We got to this place steadily, through decades of culturally ingrained, institutionalized racism, Salgado says. He recalls that Mexicans were the largest victims of hate crimes in New York City when he was growing up, "even among other Latinos." Salgado says the reason is that as long as you were raised in this country, you were "basically microchipped" to hate Mexicans.
"One of the ways for you to have a very successful empire is to be 50 or 100 years ahead in your moves," Salgado says. "The moment they found oil in Mexico, campaigns started to project onto 2014 how we would be treating Mexicans." One example of what he calls a "50-year chess move" is the depiction of Mexicans as lazy or crafty or drunken rodents in 1960s cartoons.

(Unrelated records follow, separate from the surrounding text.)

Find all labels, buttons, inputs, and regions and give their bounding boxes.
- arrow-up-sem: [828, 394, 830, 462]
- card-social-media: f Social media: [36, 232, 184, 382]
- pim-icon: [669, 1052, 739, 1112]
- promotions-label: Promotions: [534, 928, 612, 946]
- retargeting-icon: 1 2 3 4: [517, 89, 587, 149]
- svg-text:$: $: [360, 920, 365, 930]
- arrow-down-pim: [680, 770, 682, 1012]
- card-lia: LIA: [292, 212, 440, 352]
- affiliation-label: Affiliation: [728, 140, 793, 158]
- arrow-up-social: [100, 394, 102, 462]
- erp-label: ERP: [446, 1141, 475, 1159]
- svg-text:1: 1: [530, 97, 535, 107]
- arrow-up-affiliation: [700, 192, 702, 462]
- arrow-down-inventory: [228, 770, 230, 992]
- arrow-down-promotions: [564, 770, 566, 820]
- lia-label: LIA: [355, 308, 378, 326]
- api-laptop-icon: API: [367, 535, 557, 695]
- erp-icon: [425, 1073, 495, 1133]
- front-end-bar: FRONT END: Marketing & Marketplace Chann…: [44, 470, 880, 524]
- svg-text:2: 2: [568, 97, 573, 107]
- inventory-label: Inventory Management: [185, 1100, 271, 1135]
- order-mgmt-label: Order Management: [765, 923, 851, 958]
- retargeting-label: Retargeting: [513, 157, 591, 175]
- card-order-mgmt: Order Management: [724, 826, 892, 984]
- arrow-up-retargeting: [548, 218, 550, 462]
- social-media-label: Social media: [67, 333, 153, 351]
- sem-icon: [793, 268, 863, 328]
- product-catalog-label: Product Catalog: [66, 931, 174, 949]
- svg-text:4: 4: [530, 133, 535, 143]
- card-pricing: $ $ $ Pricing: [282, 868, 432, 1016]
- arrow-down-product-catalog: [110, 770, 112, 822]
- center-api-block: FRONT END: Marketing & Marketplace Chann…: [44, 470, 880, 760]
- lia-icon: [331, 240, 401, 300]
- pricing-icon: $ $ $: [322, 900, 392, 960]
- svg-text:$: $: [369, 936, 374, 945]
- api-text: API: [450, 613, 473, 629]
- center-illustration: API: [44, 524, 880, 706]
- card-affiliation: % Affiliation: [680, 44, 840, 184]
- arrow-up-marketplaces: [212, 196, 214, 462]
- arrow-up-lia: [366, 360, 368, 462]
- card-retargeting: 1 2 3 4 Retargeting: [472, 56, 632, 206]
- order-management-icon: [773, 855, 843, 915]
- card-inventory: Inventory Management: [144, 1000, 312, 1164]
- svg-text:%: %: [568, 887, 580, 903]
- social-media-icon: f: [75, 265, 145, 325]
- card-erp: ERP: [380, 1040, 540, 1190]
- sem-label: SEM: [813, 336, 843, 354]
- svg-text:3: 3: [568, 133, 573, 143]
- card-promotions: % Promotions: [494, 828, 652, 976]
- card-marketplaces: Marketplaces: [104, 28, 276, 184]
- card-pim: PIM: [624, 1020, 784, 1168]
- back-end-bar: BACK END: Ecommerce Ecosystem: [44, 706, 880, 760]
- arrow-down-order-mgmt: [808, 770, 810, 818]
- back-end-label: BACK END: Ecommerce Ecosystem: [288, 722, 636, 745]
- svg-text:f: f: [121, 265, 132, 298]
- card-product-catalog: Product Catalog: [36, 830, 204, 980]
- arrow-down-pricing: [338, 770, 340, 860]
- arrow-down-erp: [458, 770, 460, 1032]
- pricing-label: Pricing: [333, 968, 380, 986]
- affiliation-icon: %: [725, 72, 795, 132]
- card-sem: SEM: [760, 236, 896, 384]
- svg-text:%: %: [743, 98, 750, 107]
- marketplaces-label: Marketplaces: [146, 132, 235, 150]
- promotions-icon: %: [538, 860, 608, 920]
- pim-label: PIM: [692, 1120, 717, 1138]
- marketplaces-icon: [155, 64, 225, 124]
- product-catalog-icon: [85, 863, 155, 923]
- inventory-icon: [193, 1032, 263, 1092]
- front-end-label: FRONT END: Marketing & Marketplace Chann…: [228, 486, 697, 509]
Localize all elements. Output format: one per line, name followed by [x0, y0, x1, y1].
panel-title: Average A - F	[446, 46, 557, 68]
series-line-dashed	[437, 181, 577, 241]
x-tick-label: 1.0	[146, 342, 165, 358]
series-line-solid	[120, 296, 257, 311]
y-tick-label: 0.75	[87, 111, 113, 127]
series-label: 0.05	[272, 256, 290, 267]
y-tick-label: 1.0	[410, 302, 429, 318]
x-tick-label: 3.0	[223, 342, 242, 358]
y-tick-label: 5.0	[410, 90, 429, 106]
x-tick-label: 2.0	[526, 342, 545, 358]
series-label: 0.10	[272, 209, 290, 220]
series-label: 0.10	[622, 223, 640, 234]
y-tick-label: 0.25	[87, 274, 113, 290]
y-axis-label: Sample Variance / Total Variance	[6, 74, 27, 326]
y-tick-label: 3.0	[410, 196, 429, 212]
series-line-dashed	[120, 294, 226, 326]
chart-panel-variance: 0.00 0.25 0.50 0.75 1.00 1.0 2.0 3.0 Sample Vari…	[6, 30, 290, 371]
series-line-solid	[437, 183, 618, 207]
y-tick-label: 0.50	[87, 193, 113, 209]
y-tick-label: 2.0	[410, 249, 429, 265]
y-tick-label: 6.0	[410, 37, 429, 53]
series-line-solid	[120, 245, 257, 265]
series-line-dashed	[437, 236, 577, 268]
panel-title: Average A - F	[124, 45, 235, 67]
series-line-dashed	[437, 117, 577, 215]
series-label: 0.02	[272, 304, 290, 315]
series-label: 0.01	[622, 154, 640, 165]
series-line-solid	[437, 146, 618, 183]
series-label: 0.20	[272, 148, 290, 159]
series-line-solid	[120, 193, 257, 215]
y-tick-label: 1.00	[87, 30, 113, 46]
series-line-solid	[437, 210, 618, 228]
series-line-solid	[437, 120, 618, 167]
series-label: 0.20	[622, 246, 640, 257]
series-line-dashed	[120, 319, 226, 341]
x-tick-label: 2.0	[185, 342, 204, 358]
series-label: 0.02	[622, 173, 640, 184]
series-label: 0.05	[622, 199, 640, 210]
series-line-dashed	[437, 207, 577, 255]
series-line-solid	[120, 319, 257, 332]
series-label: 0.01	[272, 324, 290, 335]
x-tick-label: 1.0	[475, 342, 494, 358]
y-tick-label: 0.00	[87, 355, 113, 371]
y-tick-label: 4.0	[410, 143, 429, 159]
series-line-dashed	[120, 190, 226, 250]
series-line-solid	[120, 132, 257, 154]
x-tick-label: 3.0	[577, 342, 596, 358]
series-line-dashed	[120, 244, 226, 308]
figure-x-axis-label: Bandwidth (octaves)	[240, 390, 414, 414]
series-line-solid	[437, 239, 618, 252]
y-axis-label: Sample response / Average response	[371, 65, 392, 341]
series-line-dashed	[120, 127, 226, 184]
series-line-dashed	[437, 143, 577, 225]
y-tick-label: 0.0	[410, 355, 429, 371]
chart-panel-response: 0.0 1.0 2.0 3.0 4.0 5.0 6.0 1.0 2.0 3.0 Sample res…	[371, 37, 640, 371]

Farm owners may be unaware -- or say they are unaware -- of workers' undocumented status, which excuses them from legal repercussions. This allows for what Salgado calls the "charade" of pay stubs: New York State makes millions of dollars each week from deductions on undocumented workers' pay stubs, money that the workers will never see.
"Big programs that are part of an empire -- which this is -- such as Social Security, cannot exist without that," Salgado says. On the national level, several billion dollars is taken in annually by Social Security. In addition, the United States economy benefits from the purchases that the estimated millions of undocumented migrant farmworkers -- 100 thousand in our own backyard -- make at American businesses while they're here.
Salgado says that the so-called progressive line that "immigrants are only taking jobs that Americans don't want" is a well-manufactured lie, and that reality is more complicated. With a reported 6.2 percent national unemployment rate, we have to wonder if the American desire for these jobs has even been tested.
The US Department of Labor doesn't offer these jobs to Americans because the American economy would lose that free money, Salgado says. Americans also aren't offered these jobs "because we need them to be open for the importation of people that we want to displace from their natural resources," he says. "It's wicked, but it works."